Grösste Flüchtlingsbewegung seit dem Zweiten Weltkrieg
Seit Kriegsbeginn sind mehr als acht Millionen Menschen aus der Ukraine in andere europäische Länder geflohen – die grösste Flüchtlingsbewegung auf dem Kontinent seit dem Zweiten Weltkrieg. In Brasov meldeten sich bei der Hilfsorganisation Migranten-Integrationszentrum mehr als 4000 ukrainische Geflüchtete, wie Gründerin Astrid Hamberger sagt. Ihre Nichtregierungsorganisation unterstützt Geflüchtete, darunter auch Juschtschenkos Familie, bei der Suche nach Wohnungen, ärztlicher Versorgung und sozialer Unterstützung.

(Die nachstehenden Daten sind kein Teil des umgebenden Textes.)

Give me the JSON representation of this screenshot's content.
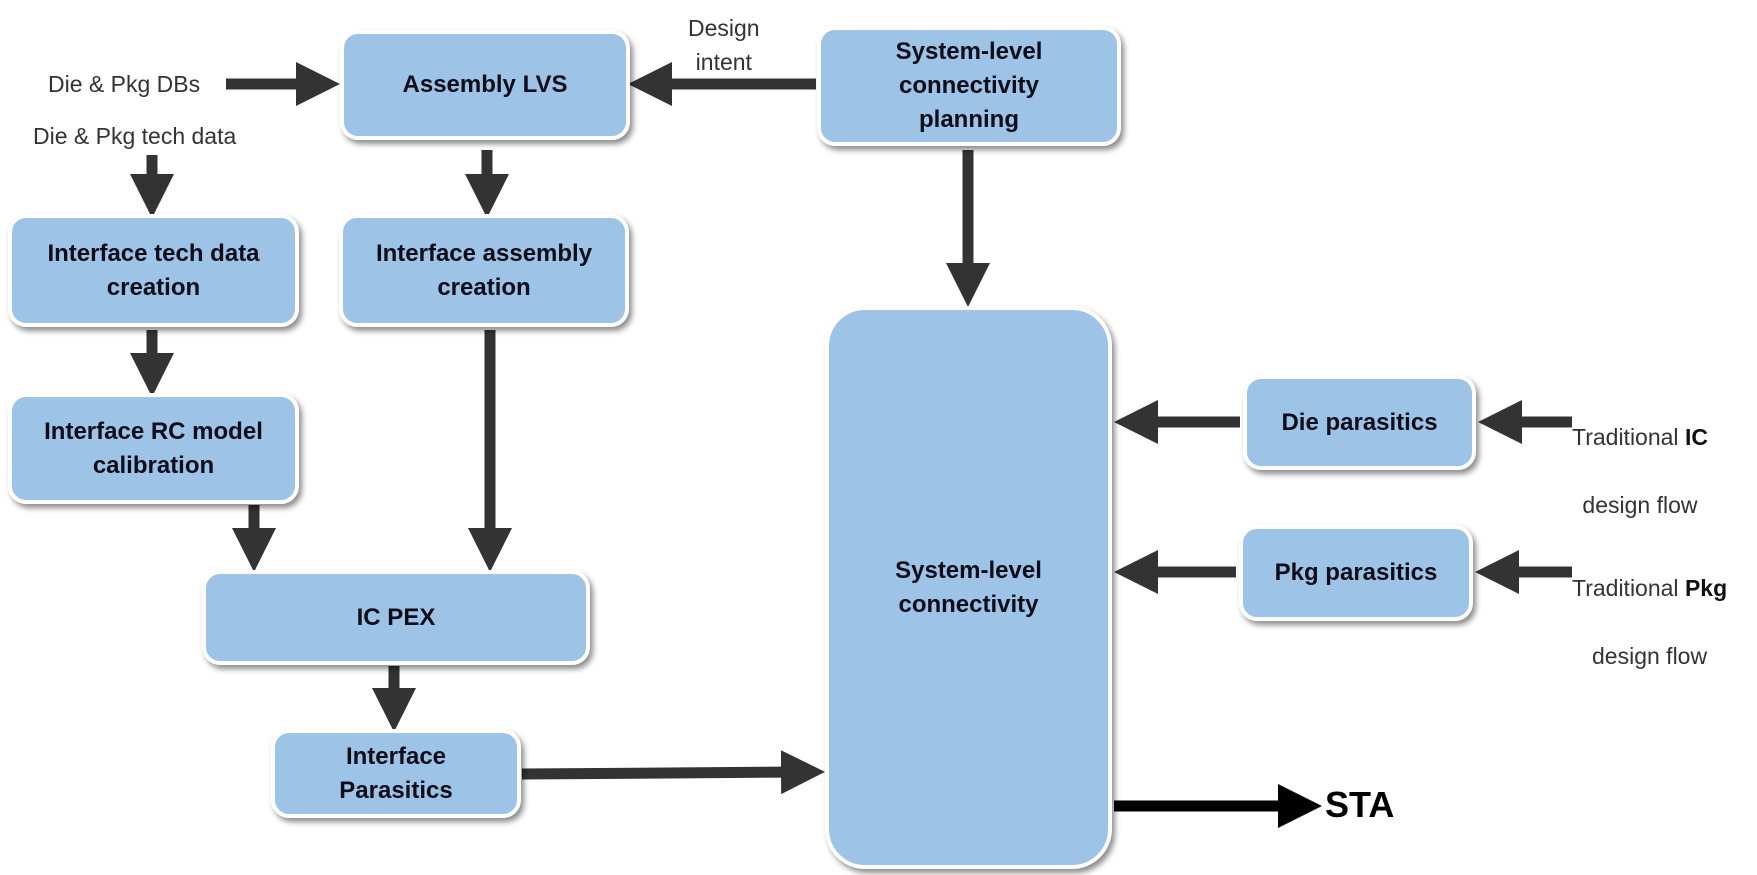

«Ich fühle mich hier sicher, wir haben viel Hilfe bekommen, für die ich sehr dankbar bin», sagt Juschtschenko. Sie hofft auf einen Sieg der Ukraine gegen Russland, damit ihre Familie nach Hause zurückkehren und Daniel endlich mit seinem Vater zusammenleben kann. «Es wird ein unvergessliches Zusammentreffen, unser Kind ist unser Glück», sagt sie.
Auf die Frage, wofür sie in der Kirche in Brasov betet, zögert Juschtschenko nicht. «Ich bete für die Gesundheit meiner Familie und Freunde und für Frieden in unserem Land», antwortet sie. «Und für die Kraft, das alles zu ertragen.»